「さあ!思いっきり消しちゃってくださいな!」


あたしがもじもじしていると、芹香がケーキのロウソクを指さしながら促す。


あたしは頷くと、大きく息を吸って、勢い良く吐き出した。


ロウソクは綺麗に全部消え、また周りから拍手のお祝いが降ってくる。


にこやかな店員さんや、付き合ってくれたお客さん達に遠慮がちに頭を下げてお礼を言い、そして、目の前の二人にも。


「ありがとう……。スミレ、芹香」


大成功とでも言いたげな様子で、嬉しそうな笑顔を浮かべるスミレと芹香。


あたしも微笑みながら、さっきのプリクラのうち、とある1枚を二人に見せた。


それを見た瞬間、あたしが言いたいことがわかったみたいで、スミレは涙を浮かべ、芹香は穏やかに頬を緩ませる。

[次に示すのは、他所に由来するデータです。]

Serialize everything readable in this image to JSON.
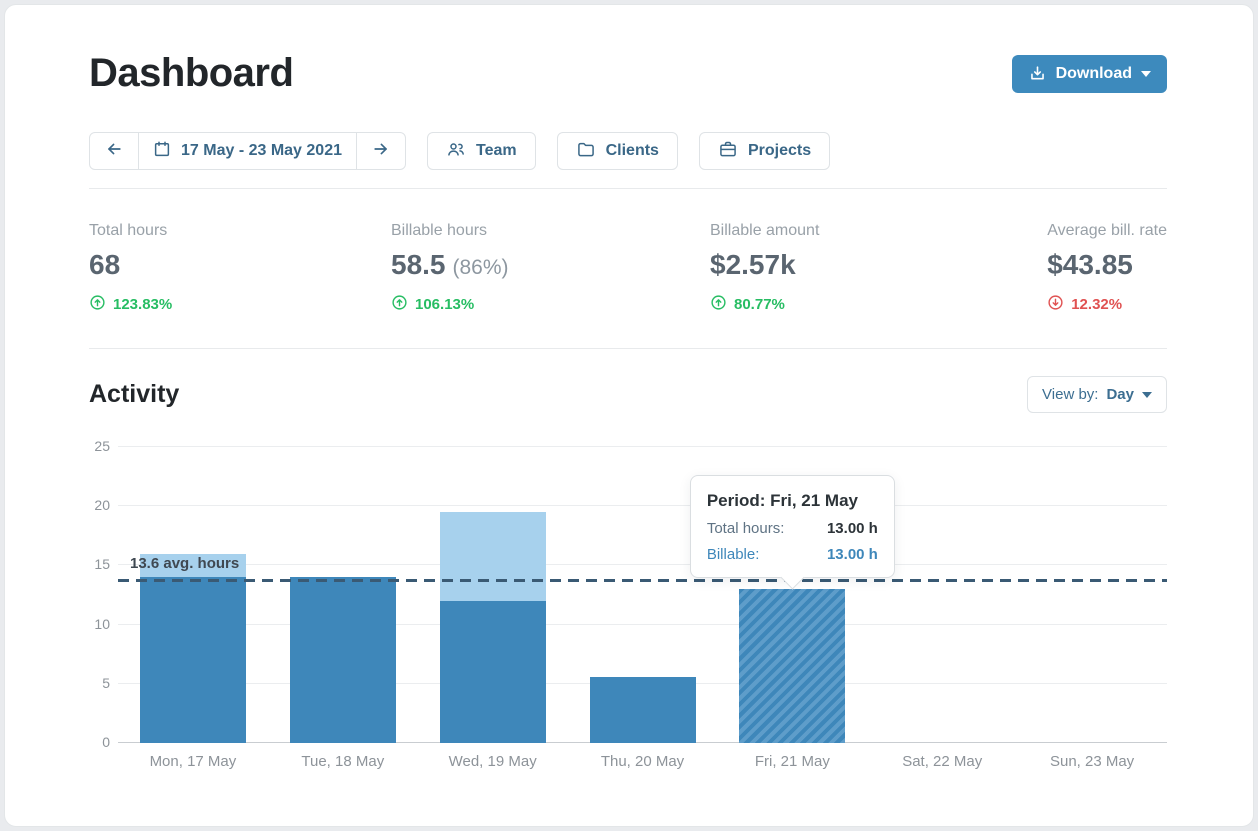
{
  "window": {
    "title": "Dashboard"
  },
  "header": {
    "download_label": "Download"
  },
  "toolbar": {
    "date_range": "17 May - 23 May 2021",
    "filters": [
      {
        "label": "Team"
      },
      {
        "label": "Clients"
      },
      {
        "label": "Projects"
      }
    ]
  },
  "stats": [
    {
      "label": "Total hours",
      "value": "68",
      "extra": "",
      "change": "123.83%",
      "direction": "up"
    },
    {
      "label": "Billable hours",
      "value": "58.5",
      "extra": "(86%)",
      "change": "106.13%",
      "direction": "up"
    },
    {
      "label": "Billable amount",
      "value": "$2.57k",
      "extra": "",
      "change": "80.77%",
      "direction": "up"
    },
    {
      "label": "Average bill. rate",
      "value": "$43.85",
      "extra": "",
      "change": "12.32%",
      "direction": "down"
    }
  ],
  "activity": {
    "title": "Activity",
    "view_by_prefix": "View by:",
    "view_by_value": "Day"
  },
  "chart_data": {
    "type": "bar",
    "categories": [
      "Mon, 17 May",
      "Tue, 18 May",
      "Wed, 19 May",
      "Thu, 20 May",
      "Fri, 21 May",
      "Sat, 22 May",
      "Sun, 23 May"
    ],
    "series": [
      {
        "name": "Total hours",
        "values": [
          16,
          14,
          19.5,
          5.6,
          13,
          0,
          0
        ]
      },
      {
        "name": "Billable hours",
        "values": [
          14,
          14,
          12,
          5.6,
          13,
          0,
          0
        ]
      }
    ],
    "ylim": [
      0,
      25
    ],
    "yticks": [
      0,
      5,
      10,
      15,
      20,
      25
    ],
    "grid": "horizontal",
    "legend": "none",
    "average": 13.6,
    "average_label": "13.6 avg. hours",
    "highlighted_index": 4,
    "tooltip": {
      "title": "Period: Fri, 21 May",
      "rows": [
        {
          "label": "Total hours:",
          "value": "13.00 h"
        },
        {
          "label": "Billable:",
          "value": "13.00 h"
        }
      ]
    }
  },
  "colors": {
    "accent_blue": "#3d8abd",
    "bar_billable": "#3e87ba",
    "bar_nonbillable": "#a7d1ed",
    "bar_hatch_alt": "#5e9dca",
    "positive_green": "#27bd63",
    "negative_red": "#e05252",
    "steel_text": "#3a6787",
    "avg_line": "#3a5a74"
  }
}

プリクラには、さっきあたしが落書きした“大好き”の文字。


恥ずかしくて口では言えないけど、こんなふうに思える友達にあたしは出会えたんだってことを、二人に伝えたかったんだ……。


「じゃあ、食べよっか」


「うん……!」


あたしの言葉に、涙を拭うスミレ。


「いっただっきまーす!」


「あ!芹香ちゃん、なずなちゃんが先だよ!」


我先にとケーキにかぶりつこうとした芹香をスミレが止める。


思わず声をあげて笑うと、釣られるように二人も大きな声で笑った。